Most folks are not too familiar with the Rear Curtain synchronization setting on their digital cameras. I suspect that those who know about it don't use it very often, if ever.
Conventional wisdom dictates that we keep our synchronization at Rear Curtain. The reason is simple. If we want to show movement "blur", we can do so by having the speedlight fire just as the rear curtain of the shutter closes. This is so the flash will light subject at the end of its journey and not at the beginning. Rear curtain synchronization leaves the blur "trail" behind the moving subject for a more believable image.
I had a case where this worked against me. I was photographing at Vault 164 in San Mateo during a fundraising dinner for the Police Athletic League. I wanted to photograph the two owners flanking the Chief of Police wiin front of a decorative shadow box that covered a back wall. The wall's insets were illuminated with accent lights, highlighting some of the gears and shafts recovered from the vault door (the restaurant used to be a bank).
First, I made a photograph of the background using available light. This would be my base exposure. the first shot was taken with a flash white balance, the second with a tungsten setting. Final setting was 1/10 of a second at F5.0. I was using a D300 and a Tokina 11-17mm lens at ISO 1600.
I then attached a Full CTO gel to an SB-800 in the remote mode with a Lumiquest Softbox III and put it on a monopod about 3 feet above the lens axis.

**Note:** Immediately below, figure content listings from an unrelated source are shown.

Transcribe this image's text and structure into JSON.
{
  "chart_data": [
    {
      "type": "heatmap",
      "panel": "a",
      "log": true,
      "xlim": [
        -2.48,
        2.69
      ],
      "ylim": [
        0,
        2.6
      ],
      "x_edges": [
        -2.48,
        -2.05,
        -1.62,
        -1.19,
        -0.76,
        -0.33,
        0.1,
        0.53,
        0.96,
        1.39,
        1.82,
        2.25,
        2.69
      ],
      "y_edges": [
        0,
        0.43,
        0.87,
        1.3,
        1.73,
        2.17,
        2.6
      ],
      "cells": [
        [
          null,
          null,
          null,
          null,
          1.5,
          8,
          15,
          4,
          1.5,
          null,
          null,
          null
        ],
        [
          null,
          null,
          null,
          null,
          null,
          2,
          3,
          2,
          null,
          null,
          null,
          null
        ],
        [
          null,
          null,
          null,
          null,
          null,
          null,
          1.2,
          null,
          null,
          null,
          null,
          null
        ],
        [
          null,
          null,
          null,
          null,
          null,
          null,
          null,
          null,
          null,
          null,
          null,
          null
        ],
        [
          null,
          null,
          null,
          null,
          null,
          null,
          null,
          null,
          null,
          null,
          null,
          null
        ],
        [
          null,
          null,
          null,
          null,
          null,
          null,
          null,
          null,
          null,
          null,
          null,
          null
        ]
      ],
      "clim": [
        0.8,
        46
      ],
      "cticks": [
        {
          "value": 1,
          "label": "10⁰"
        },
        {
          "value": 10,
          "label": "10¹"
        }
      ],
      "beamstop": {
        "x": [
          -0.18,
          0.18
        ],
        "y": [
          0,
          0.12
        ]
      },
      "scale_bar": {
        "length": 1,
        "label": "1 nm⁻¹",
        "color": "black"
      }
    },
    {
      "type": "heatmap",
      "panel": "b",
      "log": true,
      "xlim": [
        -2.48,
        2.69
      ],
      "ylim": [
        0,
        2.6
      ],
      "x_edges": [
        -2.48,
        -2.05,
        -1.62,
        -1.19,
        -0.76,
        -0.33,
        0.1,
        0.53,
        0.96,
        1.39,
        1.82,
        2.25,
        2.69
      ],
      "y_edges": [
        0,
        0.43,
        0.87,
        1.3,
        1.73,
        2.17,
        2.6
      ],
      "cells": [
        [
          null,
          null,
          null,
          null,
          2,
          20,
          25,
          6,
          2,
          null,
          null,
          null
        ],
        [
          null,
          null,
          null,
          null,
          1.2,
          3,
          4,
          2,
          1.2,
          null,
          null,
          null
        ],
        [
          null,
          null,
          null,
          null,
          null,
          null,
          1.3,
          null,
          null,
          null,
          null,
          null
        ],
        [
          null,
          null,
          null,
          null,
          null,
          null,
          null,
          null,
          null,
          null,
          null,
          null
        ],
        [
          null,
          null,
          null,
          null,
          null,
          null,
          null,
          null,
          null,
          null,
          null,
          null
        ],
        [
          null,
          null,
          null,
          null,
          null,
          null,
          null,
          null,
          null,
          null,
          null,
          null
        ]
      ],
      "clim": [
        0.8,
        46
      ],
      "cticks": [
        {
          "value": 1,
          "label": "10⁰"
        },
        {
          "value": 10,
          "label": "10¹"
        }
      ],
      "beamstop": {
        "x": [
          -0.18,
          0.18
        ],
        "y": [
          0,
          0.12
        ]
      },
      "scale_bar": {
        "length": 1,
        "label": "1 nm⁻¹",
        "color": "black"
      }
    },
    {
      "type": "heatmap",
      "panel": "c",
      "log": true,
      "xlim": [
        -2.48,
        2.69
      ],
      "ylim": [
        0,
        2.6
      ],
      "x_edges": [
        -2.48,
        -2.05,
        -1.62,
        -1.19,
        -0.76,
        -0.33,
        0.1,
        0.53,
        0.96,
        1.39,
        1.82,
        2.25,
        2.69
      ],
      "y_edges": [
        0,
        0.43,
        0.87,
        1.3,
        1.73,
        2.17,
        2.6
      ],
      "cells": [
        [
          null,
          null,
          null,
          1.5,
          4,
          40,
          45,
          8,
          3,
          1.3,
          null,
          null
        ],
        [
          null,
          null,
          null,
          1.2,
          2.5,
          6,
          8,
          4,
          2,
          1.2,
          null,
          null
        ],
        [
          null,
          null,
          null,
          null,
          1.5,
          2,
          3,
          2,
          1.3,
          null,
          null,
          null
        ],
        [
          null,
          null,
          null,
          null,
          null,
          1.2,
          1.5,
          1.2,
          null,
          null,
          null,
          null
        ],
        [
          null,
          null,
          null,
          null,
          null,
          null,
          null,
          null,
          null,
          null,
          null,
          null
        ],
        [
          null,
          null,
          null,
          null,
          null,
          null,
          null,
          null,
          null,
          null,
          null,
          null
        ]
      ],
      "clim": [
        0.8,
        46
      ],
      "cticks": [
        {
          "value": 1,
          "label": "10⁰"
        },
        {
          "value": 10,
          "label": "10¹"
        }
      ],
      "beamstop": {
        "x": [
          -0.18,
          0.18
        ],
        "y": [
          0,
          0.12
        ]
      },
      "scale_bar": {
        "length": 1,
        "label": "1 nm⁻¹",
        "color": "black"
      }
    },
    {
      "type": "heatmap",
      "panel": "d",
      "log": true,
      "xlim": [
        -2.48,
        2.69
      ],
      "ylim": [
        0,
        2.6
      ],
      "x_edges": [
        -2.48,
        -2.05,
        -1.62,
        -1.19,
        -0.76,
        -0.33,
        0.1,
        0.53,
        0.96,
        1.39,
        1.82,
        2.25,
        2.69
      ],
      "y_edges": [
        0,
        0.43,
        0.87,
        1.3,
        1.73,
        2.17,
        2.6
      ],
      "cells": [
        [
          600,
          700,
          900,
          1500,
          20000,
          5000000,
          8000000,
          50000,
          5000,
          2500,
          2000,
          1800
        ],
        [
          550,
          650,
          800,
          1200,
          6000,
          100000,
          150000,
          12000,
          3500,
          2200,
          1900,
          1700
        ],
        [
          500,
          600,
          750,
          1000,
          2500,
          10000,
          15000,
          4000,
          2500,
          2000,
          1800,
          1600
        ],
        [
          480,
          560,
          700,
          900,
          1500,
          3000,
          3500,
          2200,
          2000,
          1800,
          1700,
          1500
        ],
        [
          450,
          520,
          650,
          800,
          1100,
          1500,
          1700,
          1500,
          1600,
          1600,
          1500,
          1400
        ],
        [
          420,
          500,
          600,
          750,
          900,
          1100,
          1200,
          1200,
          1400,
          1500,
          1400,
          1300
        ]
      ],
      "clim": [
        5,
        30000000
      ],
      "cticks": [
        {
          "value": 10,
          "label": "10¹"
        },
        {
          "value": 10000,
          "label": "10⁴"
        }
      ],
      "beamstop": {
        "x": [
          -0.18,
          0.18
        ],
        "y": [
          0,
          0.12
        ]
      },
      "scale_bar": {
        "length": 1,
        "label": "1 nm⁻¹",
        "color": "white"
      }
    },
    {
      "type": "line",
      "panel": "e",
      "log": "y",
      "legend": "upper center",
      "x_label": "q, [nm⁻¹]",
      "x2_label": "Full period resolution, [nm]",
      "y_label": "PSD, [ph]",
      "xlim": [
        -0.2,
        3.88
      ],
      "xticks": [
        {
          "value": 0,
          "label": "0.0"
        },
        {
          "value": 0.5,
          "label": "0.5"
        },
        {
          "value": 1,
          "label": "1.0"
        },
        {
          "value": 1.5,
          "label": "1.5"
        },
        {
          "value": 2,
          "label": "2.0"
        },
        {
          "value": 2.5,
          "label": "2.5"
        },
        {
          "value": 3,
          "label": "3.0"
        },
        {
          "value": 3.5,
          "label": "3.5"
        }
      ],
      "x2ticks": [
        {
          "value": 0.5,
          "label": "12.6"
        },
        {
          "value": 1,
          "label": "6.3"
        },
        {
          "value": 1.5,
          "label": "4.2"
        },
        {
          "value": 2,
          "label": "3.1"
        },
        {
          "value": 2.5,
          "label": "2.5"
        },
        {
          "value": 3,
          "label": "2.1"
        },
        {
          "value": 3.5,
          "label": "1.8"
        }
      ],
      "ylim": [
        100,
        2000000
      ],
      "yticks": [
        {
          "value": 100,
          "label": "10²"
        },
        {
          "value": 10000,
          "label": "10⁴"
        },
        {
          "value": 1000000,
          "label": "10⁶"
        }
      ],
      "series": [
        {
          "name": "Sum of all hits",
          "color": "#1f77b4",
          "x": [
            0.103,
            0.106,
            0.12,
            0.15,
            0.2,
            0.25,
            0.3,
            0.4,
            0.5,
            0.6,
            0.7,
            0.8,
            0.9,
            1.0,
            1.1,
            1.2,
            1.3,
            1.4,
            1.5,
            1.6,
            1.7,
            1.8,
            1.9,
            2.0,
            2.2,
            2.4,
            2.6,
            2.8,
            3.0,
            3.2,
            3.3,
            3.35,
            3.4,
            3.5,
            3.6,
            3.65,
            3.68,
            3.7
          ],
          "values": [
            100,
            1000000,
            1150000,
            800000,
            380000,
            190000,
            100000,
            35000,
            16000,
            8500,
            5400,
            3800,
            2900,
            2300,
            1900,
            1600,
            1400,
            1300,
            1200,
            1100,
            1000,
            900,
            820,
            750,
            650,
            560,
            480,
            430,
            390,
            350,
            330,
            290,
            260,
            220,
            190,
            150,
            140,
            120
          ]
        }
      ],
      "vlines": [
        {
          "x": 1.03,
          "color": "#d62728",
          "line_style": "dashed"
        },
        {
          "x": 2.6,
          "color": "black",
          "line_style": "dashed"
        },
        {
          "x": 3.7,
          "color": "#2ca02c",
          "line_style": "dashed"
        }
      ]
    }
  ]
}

I had an on-camera SB-800, directed at the ceiling, to give an overall lift to the exposure. I used a small piece of black cardboard on the flash head to prevent any direct light from spilling onto the subject's faces. Both the on-camera and off-camera flashes were set to TTL with no exposure compensation. I really didn't have time to mess with any settings, as it was getting crowded and noisy, so camera adjustments and verbal directions were getting difficult to execute. I suggested that the two owners point out some of the architectural details of the converted bank, and I will say the restaurant was beautifully done.
Now here's the one time when rear curtain synchronization was a definite drawback. The monitor preflash, the signal provided by the on-camera commander speedlight to instruct to remote units, happened while the mirror was in the down position. This allowed me to get a glimpse of how the final photo would look. But when the actual exposure was made, it came 1/10 of a second after my preview, so the shots I thought were well timed were noticeably "late". The room was dark enough so the subjects were only lit by the speedlight at an effective exposure of 1/1000 of a second, or shorter. The background is pretty sharp, considering the length of the exposure.
It took 5 minutes and 17 exposures to get one acceptable shot (#10 of the series). After each shot I "chimped" it, and found something wanting in those first 9. The last seven were attempts to cleanup the poses, but in end this was the best of the batch. I am glad I planned to get this shot early in the evening so I could leave the guests alone to enjoy the party.
Looking forward, the rear curtain synchronization setting could cause problems with longer exposures where the subject isn't moving. If the subject sees the preflash, they'll assume the photo has already been made, and that they can relax. This could result in some subject movment at the back end of the exposure. But if I instruct the subject to remain still after the initial flash has gone off, they know, hopefully, to hold still a while longer. Since I've got some night shots coming up, I shall test this theory to the utmost.